Pour autant, l’arrivée de Mike Johnson ne met pas un terme à toutes les tensions. D’importantes échéances politiques attendent le nouveau speaker, à commencer par le vote du budget fédéral. Avant le 17 novembre, Johnson doit réussir à mettre une majorité de représentants d’accord au sujet des dépenses publiques américaines pour 2024. Si ce budget n’est pas voté, les Etats-Unis risquent le shutdown : la fermeture de toutes les administrations du pays, faute de financements.

Signe d’un premier compromis, le speaker a exposé sa stratégie à ce sujet dans un courrier envoyé à ses collègues républicains le 23 octobre. Il envisage le vote d’une extension du budget 2023 jusqu’en janvier voire avril prochain, pour donner aux représentants le temps de débattre. « Sur le budget, Johnson s’est montré inflexible, il a parlé de grosses coupes dans les dépenses publiques, sans encore préciser dans quels secteurs », ajoute Alexis Pichard.

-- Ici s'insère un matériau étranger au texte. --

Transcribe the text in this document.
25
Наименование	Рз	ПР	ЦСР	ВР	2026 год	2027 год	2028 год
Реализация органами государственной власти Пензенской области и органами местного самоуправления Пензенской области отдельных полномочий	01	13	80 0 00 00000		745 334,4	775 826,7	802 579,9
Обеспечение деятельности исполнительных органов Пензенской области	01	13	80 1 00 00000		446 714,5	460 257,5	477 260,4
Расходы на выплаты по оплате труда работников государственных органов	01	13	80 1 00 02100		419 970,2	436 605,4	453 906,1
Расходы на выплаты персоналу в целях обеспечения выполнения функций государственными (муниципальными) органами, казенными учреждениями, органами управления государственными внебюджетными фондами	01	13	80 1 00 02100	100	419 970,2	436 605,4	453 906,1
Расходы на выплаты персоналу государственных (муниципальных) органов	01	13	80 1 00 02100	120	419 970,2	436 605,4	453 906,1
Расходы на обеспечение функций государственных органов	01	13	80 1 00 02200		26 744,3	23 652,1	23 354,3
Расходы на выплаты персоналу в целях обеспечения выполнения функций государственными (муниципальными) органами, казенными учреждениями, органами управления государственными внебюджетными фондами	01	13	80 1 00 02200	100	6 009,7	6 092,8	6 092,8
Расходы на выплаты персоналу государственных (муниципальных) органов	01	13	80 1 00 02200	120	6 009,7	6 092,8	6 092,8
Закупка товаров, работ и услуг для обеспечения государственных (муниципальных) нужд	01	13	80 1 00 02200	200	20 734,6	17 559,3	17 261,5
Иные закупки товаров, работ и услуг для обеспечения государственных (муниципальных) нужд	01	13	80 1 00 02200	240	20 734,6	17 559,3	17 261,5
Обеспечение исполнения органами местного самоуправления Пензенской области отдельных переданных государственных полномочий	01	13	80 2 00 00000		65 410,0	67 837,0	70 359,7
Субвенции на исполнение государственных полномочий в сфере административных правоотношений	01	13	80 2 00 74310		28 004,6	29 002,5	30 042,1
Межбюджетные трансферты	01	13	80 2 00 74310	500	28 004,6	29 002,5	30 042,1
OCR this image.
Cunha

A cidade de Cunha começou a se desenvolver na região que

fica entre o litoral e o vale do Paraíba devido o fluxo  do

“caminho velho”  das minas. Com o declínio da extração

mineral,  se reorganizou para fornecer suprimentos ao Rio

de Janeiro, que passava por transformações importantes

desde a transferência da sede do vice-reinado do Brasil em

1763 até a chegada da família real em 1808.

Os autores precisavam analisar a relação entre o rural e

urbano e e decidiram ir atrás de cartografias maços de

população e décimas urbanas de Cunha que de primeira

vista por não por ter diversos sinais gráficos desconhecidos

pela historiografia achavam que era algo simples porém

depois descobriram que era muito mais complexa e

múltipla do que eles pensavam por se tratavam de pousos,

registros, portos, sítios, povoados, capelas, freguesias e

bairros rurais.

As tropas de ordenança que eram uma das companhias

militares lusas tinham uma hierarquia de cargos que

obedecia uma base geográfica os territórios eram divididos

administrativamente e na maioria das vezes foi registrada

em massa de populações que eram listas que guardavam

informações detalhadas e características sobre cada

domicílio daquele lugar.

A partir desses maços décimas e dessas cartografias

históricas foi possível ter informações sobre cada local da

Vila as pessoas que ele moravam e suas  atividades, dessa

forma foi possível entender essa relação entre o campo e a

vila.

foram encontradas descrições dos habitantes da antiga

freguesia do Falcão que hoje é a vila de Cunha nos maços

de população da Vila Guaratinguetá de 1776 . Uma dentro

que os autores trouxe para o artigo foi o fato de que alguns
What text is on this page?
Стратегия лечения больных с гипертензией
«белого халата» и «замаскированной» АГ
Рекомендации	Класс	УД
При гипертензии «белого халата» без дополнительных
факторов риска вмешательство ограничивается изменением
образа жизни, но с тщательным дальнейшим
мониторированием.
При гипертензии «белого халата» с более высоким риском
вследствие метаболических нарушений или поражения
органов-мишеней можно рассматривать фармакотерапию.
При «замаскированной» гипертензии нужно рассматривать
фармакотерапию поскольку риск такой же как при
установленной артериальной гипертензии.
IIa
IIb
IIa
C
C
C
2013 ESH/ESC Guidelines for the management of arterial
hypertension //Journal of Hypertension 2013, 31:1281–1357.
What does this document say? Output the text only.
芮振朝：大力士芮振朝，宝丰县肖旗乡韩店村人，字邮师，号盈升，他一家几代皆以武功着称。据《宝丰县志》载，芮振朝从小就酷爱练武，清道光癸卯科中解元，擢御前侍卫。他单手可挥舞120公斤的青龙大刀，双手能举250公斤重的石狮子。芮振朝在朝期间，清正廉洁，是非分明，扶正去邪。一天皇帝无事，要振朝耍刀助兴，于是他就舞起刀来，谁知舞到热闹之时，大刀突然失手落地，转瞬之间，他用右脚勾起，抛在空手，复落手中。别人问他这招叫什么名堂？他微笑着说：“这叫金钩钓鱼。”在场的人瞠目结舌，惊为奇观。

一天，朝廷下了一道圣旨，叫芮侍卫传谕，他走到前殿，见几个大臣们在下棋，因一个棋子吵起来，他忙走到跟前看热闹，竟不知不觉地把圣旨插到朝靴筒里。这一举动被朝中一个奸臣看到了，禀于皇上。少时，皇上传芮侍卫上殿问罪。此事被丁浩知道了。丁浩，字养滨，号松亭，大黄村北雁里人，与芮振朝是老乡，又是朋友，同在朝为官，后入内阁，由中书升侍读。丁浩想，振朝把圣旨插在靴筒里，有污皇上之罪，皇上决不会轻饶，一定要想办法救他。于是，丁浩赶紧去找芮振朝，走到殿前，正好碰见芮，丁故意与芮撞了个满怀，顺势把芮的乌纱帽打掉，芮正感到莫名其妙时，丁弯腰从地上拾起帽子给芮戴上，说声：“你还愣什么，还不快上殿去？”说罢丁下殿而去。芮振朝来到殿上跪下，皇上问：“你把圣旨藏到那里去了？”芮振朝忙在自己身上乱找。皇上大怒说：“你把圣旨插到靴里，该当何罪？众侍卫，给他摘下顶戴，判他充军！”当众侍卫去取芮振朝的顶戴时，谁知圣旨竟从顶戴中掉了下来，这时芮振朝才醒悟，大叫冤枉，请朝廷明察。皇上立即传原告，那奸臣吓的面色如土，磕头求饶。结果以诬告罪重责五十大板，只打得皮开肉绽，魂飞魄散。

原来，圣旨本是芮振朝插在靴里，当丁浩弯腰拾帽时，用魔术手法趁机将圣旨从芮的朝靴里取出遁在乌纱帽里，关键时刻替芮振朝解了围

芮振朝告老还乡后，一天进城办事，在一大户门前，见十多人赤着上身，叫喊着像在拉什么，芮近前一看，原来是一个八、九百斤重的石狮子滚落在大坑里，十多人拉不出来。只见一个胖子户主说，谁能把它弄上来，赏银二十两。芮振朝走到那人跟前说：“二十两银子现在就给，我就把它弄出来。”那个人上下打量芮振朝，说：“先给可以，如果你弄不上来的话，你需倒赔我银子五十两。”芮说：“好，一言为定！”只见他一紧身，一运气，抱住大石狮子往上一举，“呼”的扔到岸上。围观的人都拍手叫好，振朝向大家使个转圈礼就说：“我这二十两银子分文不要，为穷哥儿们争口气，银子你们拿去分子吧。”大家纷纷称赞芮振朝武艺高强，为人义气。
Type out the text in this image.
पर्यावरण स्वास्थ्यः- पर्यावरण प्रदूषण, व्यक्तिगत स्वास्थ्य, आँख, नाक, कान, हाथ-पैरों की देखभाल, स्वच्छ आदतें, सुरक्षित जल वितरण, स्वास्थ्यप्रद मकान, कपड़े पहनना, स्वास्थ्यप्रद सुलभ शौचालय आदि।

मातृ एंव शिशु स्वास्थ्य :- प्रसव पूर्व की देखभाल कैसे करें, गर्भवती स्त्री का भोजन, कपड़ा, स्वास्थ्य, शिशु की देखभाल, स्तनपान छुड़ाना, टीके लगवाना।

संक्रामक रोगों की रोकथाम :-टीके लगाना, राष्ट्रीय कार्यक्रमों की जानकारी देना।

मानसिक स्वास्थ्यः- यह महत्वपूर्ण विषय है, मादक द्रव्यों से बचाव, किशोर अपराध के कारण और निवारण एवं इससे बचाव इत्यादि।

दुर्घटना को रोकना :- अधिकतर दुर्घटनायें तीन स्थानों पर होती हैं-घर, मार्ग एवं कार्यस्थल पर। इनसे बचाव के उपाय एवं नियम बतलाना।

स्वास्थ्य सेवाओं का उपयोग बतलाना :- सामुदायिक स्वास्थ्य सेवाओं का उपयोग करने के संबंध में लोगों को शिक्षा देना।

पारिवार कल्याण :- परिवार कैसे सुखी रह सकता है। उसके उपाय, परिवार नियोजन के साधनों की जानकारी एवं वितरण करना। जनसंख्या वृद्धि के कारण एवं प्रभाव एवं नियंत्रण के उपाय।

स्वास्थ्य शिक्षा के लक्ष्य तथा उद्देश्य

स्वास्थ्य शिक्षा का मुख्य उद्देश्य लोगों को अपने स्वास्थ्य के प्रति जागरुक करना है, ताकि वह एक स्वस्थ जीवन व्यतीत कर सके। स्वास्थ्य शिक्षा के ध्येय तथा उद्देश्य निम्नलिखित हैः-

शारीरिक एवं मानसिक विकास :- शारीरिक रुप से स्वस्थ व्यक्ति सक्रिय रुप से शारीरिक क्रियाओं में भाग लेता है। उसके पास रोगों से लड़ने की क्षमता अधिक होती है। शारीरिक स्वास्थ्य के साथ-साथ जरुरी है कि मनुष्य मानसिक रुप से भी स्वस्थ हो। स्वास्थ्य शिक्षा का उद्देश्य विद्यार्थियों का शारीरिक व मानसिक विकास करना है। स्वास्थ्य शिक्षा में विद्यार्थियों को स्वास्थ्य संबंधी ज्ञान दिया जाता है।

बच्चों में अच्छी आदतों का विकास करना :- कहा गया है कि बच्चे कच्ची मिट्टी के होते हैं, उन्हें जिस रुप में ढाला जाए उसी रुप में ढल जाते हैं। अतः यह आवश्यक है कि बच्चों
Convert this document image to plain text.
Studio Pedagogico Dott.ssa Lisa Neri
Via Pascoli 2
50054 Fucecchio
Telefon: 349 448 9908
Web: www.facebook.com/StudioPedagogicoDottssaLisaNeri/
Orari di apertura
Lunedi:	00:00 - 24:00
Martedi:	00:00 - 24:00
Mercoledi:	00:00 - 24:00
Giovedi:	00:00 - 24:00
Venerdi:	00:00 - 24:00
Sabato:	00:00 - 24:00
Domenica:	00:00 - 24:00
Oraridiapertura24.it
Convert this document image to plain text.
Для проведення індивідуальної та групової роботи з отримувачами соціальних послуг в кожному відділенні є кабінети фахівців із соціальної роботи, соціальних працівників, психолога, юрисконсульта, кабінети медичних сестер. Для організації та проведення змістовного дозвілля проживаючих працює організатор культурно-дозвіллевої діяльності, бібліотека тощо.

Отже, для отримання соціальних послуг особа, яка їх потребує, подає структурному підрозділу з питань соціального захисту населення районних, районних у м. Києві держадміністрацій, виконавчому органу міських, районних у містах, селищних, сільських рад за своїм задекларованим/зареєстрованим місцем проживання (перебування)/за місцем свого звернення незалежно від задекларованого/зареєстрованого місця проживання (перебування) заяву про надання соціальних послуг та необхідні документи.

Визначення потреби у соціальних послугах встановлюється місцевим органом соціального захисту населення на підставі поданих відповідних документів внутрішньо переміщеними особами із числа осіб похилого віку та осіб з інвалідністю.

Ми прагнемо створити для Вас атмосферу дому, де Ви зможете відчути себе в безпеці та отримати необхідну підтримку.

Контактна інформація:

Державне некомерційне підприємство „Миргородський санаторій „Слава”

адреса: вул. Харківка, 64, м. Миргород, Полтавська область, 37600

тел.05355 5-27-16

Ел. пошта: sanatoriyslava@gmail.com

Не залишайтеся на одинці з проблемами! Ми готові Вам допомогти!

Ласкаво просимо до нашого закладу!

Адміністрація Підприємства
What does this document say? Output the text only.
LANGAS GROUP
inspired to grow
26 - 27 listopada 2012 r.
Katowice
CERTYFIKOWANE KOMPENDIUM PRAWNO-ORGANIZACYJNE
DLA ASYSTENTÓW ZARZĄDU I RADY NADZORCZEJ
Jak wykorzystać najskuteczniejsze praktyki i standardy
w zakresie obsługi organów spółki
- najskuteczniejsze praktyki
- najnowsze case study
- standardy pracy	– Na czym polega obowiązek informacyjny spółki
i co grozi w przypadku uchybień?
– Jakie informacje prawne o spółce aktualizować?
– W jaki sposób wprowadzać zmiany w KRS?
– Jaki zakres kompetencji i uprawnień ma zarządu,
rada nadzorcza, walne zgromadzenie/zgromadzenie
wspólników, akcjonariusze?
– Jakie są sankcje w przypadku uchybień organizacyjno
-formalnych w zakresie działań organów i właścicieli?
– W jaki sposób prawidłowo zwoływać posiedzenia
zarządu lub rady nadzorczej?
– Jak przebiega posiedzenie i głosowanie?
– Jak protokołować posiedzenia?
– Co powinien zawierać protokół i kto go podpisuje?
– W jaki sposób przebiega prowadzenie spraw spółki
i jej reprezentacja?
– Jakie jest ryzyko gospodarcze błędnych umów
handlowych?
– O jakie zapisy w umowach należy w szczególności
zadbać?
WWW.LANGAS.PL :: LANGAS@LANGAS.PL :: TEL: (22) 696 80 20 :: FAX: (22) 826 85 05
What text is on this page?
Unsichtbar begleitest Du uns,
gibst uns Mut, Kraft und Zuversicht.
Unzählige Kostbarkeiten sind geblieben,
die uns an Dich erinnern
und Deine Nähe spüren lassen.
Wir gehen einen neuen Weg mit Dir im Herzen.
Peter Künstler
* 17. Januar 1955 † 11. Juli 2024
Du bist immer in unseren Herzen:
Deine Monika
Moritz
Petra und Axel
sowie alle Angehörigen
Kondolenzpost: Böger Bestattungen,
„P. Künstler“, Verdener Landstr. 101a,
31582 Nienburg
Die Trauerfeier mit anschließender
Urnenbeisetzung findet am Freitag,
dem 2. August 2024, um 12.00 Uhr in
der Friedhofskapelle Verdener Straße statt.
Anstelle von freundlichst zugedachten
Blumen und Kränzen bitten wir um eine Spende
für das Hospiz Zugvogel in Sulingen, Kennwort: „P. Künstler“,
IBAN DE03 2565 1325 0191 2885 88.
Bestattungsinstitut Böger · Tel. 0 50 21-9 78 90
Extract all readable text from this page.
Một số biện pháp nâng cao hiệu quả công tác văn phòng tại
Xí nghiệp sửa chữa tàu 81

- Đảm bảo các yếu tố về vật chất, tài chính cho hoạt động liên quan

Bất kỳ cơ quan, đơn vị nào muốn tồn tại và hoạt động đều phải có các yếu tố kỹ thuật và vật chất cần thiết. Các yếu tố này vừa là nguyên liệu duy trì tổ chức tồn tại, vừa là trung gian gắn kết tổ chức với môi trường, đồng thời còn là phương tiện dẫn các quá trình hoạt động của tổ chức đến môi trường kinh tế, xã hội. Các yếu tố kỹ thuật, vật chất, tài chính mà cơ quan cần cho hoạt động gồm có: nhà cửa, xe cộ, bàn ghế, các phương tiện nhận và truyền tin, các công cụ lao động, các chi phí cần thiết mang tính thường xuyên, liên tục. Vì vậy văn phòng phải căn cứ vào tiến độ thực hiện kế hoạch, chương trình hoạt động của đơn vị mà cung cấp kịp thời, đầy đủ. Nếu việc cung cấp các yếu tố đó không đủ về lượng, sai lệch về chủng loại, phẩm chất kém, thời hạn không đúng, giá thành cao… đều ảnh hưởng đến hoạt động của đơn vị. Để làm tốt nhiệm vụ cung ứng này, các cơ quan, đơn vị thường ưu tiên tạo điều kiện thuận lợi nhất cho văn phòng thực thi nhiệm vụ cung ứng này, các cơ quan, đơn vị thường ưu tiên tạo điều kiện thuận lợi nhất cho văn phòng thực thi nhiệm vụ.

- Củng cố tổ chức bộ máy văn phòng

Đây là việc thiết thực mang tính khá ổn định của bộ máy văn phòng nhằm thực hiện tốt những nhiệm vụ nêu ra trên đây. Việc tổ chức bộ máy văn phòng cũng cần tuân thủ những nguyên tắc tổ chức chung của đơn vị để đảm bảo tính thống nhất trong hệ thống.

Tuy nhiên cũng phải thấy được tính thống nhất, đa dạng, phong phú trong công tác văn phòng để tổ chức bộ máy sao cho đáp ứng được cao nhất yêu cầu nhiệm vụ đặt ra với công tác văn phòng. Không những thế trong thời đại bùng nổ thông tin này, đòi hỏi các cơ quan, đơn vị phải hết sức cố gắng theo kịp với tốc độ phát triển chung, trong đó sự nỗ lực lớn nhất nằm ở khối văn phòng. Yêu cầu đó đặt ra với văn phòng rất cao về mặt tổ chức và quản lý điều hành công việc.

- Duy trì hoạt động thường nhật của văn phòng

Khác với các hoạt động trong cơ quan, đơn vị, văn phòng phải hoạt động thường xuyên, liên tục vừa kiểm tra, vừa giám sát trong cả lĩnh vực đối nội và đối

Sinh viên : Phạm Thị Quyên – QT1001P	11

Point central de ce budget 2024 : le vote d’une nouvelle aide à l’Ukraine, qui avait causé la chute du précédent speaker. Sur ce point aussi, un compromis semble être en bonne voie : « Dans le contexte du conflit entre Israël et le Hamas, Joe Biden a réussi à élaborer un plan d’aide qui réunit soutien à Israël, à l’Ukraine et renforcement de la sécurité à la frontière avec le Mexique », énumère le chercheur. Mais de son côté, Mike Johnson a déjà annoncé lors de sa première allocution de speaker son souhait de faire voter un texte de soutien à Israël, sans un mot pour l’Ukraine. À la Chambre des représentants, le sujet n’a donc pas fini de diviser.